Figures put together by the India DataLab at the Observer Research Foundation in New Delhi, using National Sample Survey statistics, help understand why Deoband's fortunes in India continue to nosedive. The average Uttar Pradesh Muslim's monthly per-capita expenditure has risen from Rs.138.73 in 1987-1988 to Rs.824.15 in 2009-2010. Then, between two-thirds and four-fifths of Muslims were illiterate across Uttar Pradesh's five regions; now the figure has dropped to below half in all but one region, the southern upper Ganga plain. Less than one per cent of Muslims had a graduate degree in 1987-1988 except in the State's central region; the figures for 2009-2010 showed three-fold growth. The expansion in the number of Muslims who had graduated from middle-school was even stronger.
New middle class
Endemic discrimination remains a fact of life for Muslims: their average monthly per-capita expenditure and education levels, for example, remain below State average. Yet, the kernel of a new middle class, the vanguard of a future political leadership, is manifesting itself. Ever since 2010, the Deoband clerics have been reaching out to this class — aware that it, like them, is rejecting the peasant Barelvi traditions which the vast majority of Indian Muslims endorse.
This new middle class, though, is repelled by Deoband's reactionary posture — an attitude exemplified by the seminary's hostility to women entering the workplace. The seminary's online fatwa service illustrates how deep these attitudes run. May a successful private sector worker shave? No. May a student overseas work at a pork-using Pizza Hut to make pocket money? No. May families attend weddings with “dance, song, mixing of men and women, photography or videography”? No. In one fatwa, a believer seeking sanction for visiting a historic church is upbraided: “the good effect of one's Islam is that he gives up nonsense things”.
In an essay in the Milli Gazette, commentator Saad Shadi offered insight into the challenge that now confronts faith-centred politics. The war over Mr. Rushdie, he asserted, was “between the God-centred view of the universe with the theory of nihilism [sic.]”. Failure to effectively fight that battle, he noted, had made it “difficult for ordinary Muslims to make sense of striking the balance between tradition and modernity and they either become desacralised or withdraw into their shell.”
Declining hold of faith
Put simply, the fact is this: Deoband is dying because the social classes and conditions from which it drew its strength have changed. Deoband's clerics aren't the only faith-based political order to be facing this crisis: organised Hinduism has haemorrhaged followers to new-age gurus; Sikhism to a range of eclectic cults. Faiths, as a whole, exercise less of a hold on lives than political struggles for equity or, for that matter, a popular film and the veneration of consumer goods — facts which have helped secular politics sustain itself and grow.
Ever since the barbaric assault on the Babri Masjid in December 1992, no communal issue has had a national impact; even the savage carnage Gujarat saw in 2002 failed to propel the Hindutva movement to power.

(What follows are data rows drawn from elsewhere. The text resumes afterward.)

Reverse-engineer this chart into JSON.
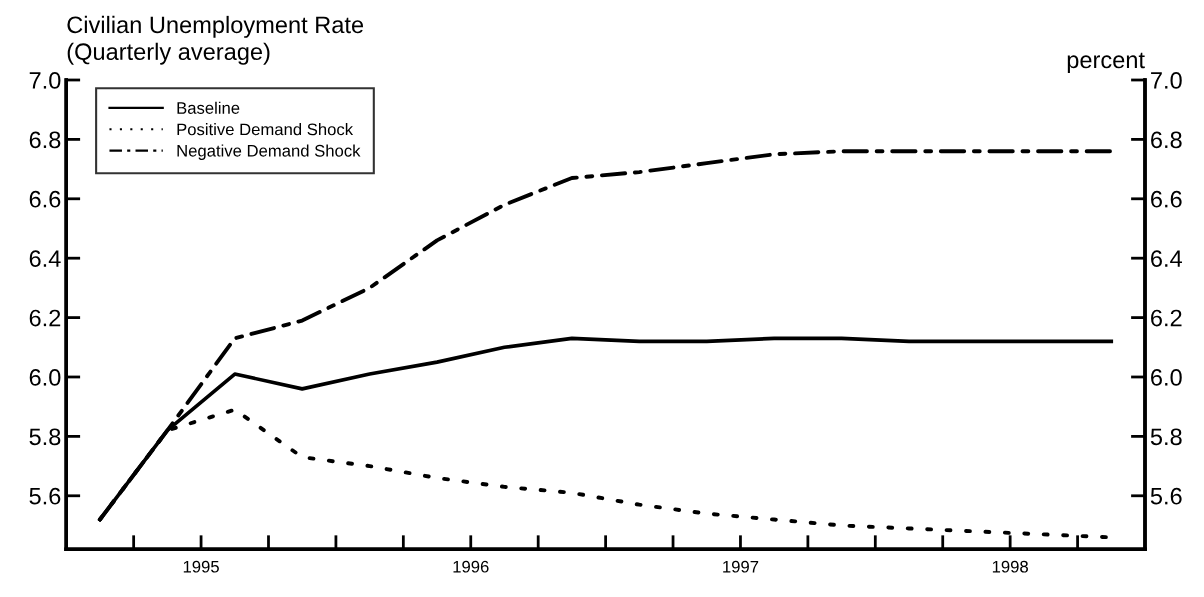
{
  "chart_data": {
    "type": "line",
    "title": "Civilian Unemployment Rate",
    "subtitle": "(Quarterly average)",
    "y2label": "percent",
    "x": [
      1994.625,
      1994.875,
      1995.125,
      1995.375,
      1995.625,
      1995.875,
      1996.125,
      1996.375,
      1996.625,
      1996.875,
      1997.125,
      1997.375,
      1997.625,
      1997.875,
      1998.125,
      1998.375
    ],
    "series": [
      {
        "name": "Baseline",
        "color": "#000000",
        "line_style": "solid",
        "values": [
          5.52,
          5.82,
          6.01,
          5.96,
          6.01,
          6.05,
          6.1,
          6.13,
          6.12,
          6.12,
          6.13,
          6.13,
          6.12,
          6.12,
          6.12,
          6.12
        ]
      },
      {
        "name": "Positive Demand Shock",
        "color": "#000000",
        "line_style": "dotted",
        "values": [
          5.52,
          5.82,
          5.89,
          5.73,
          5.7,
          5.66,
          5.63,
          5.61,
          5.57,
          5.54,
          5.52,
          5.5,
          5.49,
          5.48,
          5.47,
          5.46
        ]
      },
      {
        "name": "Negative Demand Shock",
        "color": "#000000",
        "line_style": "dashdot",
        "values": [
          5.52,
          5.82,
          6.13,
          6.19,
          6.3,
          6.46,
          6.58,
          6.67,
          6.69,
          6.72,
          6.75,
          6.76,
          6.76,
          6.76,
          6.76,
          6.76
        ]
      }
    ],
    "xlim": [
      1994.5,
      1998.5
    ],
    "xticks": [
      {
        "value": 1994.75,
        "label": null
      },
      {
        "value": 1995.0,
        "label": "1995"
      },
      {
        "value": 1995.25,
        "label": null
      },
      {
        "value": 1995.5,
        "label": null
      },
      {
        "value": 1995.75,
        "label": null
      },
      {
        "value": 1996.0,
        "label": "1996"
      },
      {
        "value": 1996.25,
        "label": null
      },
      {
        "value": 1996.5,
        "label": null
      },
      {
        "value": 1996.75,
        "label": null
      },
      {
        "value": 1997.0,
        "label": "1997"
      },
      {
        "value": 1997.25,
        "label": null
      },
      {
        "value": 1997.5,
        "label": null
      },
      {
        "value": 1997.75,
        "label": null
      },
      {
        "value": 1998.0,
        "label": "1998"
      },
      {
        "value": 1998.25,
        "label": null
      }
    ],
    "ylim": [
      5.42,
      7.0
    ],
    "yticks": [
      {
        "value": 5.6,
        "label": "5.6"
      },
      {
        "value": 5.8,
        "label": "5.8"
      },
      {
        "value": 6.0,
        "label": "6.0"
      },
      {
        "value": 6.2,
        "label": "6.2"
      },
      {
        "value": 6.4,
        "label": "6.4"
      },
      {
        "value": 6.6,
        "label": "6.6"
      },
      {
        "value": 6.8,
        "label": "6.8"
      },
      {
        "value": 7.0,
        "label": "7.0"
      }
    ],
    "y2lim": [
      5.42,
      7.0
    ],
    "y2ticks": [
      {
        "value": 5.6,
        "label": "5.6"
      },
      {
        "value": 5.8,
        "label": "5.8"
      },
      {
        "value": 6.0,
        "label": "6.0"
      },
      {
        "value": 6.2,
        "label": "6.2"
      },
      {
        "value": 6.4,
        "label": "6.4"
      },
      {
        "value": 6.6,
        "label": "6.6"
      },
      {
        "value": 6.8,
        "label": "6.8"
      },
      {
        "value": 7.0,
        "label": "7.0"
      }
    ],
    "grid": false,
    "legend": "top left",
    "marker": "none"
  }
}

Even though communalism remains a depressing part of India's political landscape, its lethality is diminishing. From successive reports of the National Crime Records Bureau, it is clear that communal violence is in decline; in 2010, religious hatred ranked below lunacy and witchcraft as a cause of murders. Hindutva terrorism has arisen precisely because of this: the large-scale riot, the traditional instrument of communal power-projection, has been greatly undermined.
Economist Joseph Schumpeter once described capitalism as a “civilisation”: an accurate description of a system of relations that reorders not just relationships of wealth, but culture, civic association and the most intimate transactions that characterise our personal lives. In India, faith and this new civilisation are pitted against each other in an epic battle — and god's armies are losing.